I often want to standardize my variables before using them in models. Especially if a variable either is heavily right-skewed (then I like to log standardize the variable; e.g. number of protesters) or the coefficient of variable is uninterpretable anyways (then I tend to follow Gelman’s (2008) approach; e.g. age and age^2 which results in very small coefficients in a regression). So far I generated such standardizations myself, e.g.:
However, since I tend to be lazy and try to minimize the amount of syntax I produce, I programmed a small program called standard2 which creates three new variables for each variable specified after the command “standard2“:
standard2 variable1 variable2
It will then create three new variables for each variable specified, e.g. for variable1: std2_variable1 (variable1 standardized by 2 std. dev.); mc_variable1 (variable1 mean centered); log_variable1=log(variable1+1)).

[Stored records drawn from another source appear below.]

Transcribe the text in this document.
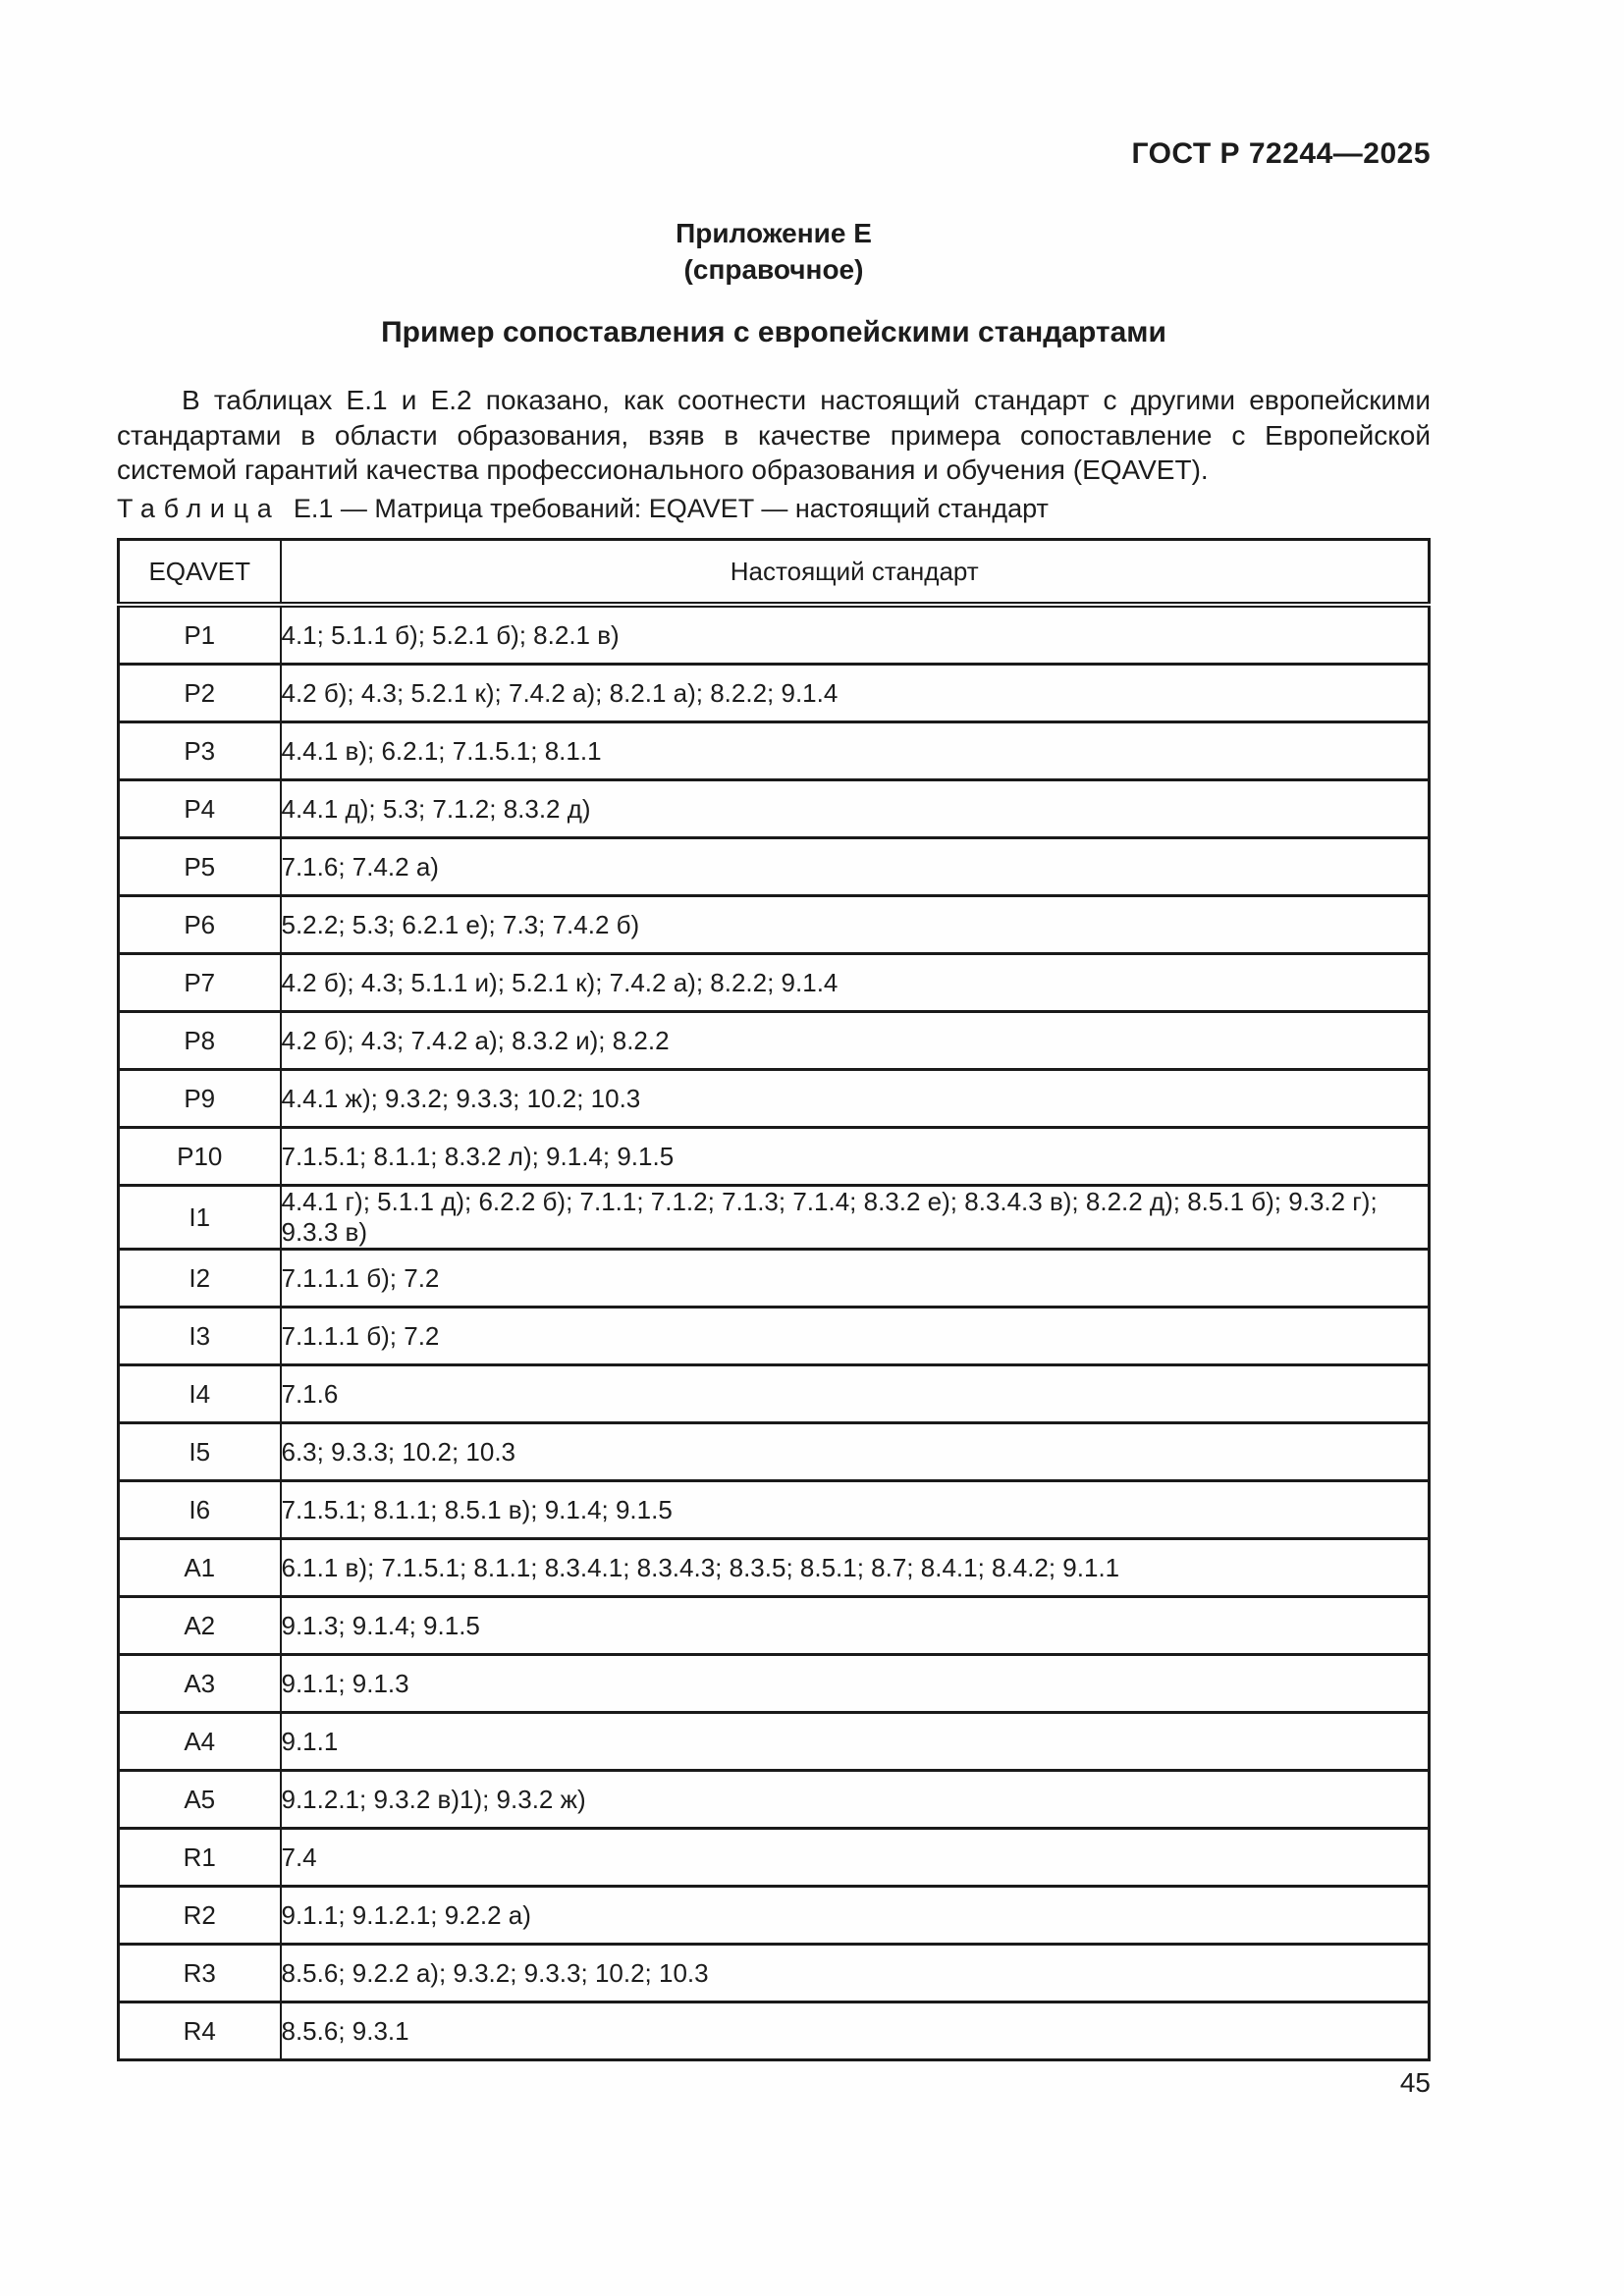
ГОСТ Р 72244—2025
Приложение Е
(справочное)
Пример сопоставления с европейскими стандартами

В таблицах Е.1 и Е.2 показано, как соотнести настоящий стандарт с другими европейскими стандартами в области образования, взяв в качестве примера сопоставление с Европейской системой гарантий качества профессионального образования и обучения (EQAVET).

Таблица Е.1 — Матрица требований: EQAVET — настоящий стандарт

EQAVET	Настоящий стандарт
P1	4.1; 5.1.1 б); 5.2.1 б); 8.2.1 в)
P2	4.2 б); 4.3; 5.2.1 к); 7.4.2 а); 8.2.1 а); 8.2.2; 9.1.4
P3	4.4.1 в); 6.2.1; 7.1.5.1; 8.1.1
P4	4.4.1 д); 5.3; 7.1.2; 8.3.2 д)
P5	7.1.6; 7.4.2 а)
P6	5.2.2; 5.3; 6.2.1 е); 7.3; 7.4.2 б)
P7	4.2 б); 4.3; 5.1.1 и); 5.2.1 к); 7.4.2 а); 8.2.2; 9.1.4
P8	4.2 б); 4.3; 7.4.2 а); 8.3.2 и); 8.2.2
P9	4.4.1 ж); 9.3.2; 9.3.3; 10.2; 10.3
P10	7.1.5.1; 8.1.1; 8.3.2 л); 9.1.4; 9.1.5
I1	4.4.1 г); 5.1.1 д); 6.2.2 б); 7.1.1; 7.1.2; 7.1.3; 7.1.4; 8.3.2 е); 8.3.4.3 в); 8.2.2 д); 8.5.1 б); 9.3.2 г); 9.3.3 в)
I2	7.1.1.1 б); 7.2
I3	7.1.1.1 б); 7.2
I4	7.1.6
I5	6.3; 9.3.3; 10.2; 10.3
I6	7.1.5.1; 8.1.1; 8.5.1 в); 9.1.4; 9.1.5
A1	6.1.1 в); 7.1.5.1; 8.1.1; 8.3.4.1; 8.3.4.3; 8.3.5; 8.5.1; 8.7; 8.4.1; 8.4.2; 9.1.1
A2	9.1.3; 9.1.4; 9.1.5
A3	9.1.1; 9.1.3
A4	9.1.1
A5	9.1.2.1; 9.3.2 в)1); 9.3.2 ж)
R1	7.4
R2	9.1.1; 9.1.2.1; 9.2.2 а)
R3	8.5.6; 9.2.2 а); 9.3.2; 9.3.3; 10.2; 10.3
R4	8.5.6; 9.3.1
45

Note: Do not “blindly” use the program. Familiarize yourself with the pros and cons of standardization in general and about which approach might be most suitable in your case.
Gelman, Andrew. 2008. “Scaling Regression Inputs by Dividing by Two Standard Deviations.” Statistics in Medicine 27(15): 2865–73.
King, Gary. 1986. “How Not to Lie with Statistics: Avoiding Common Mistakes in Quantitative Political Science.” American Journal of Political Science 30(3): 666–87.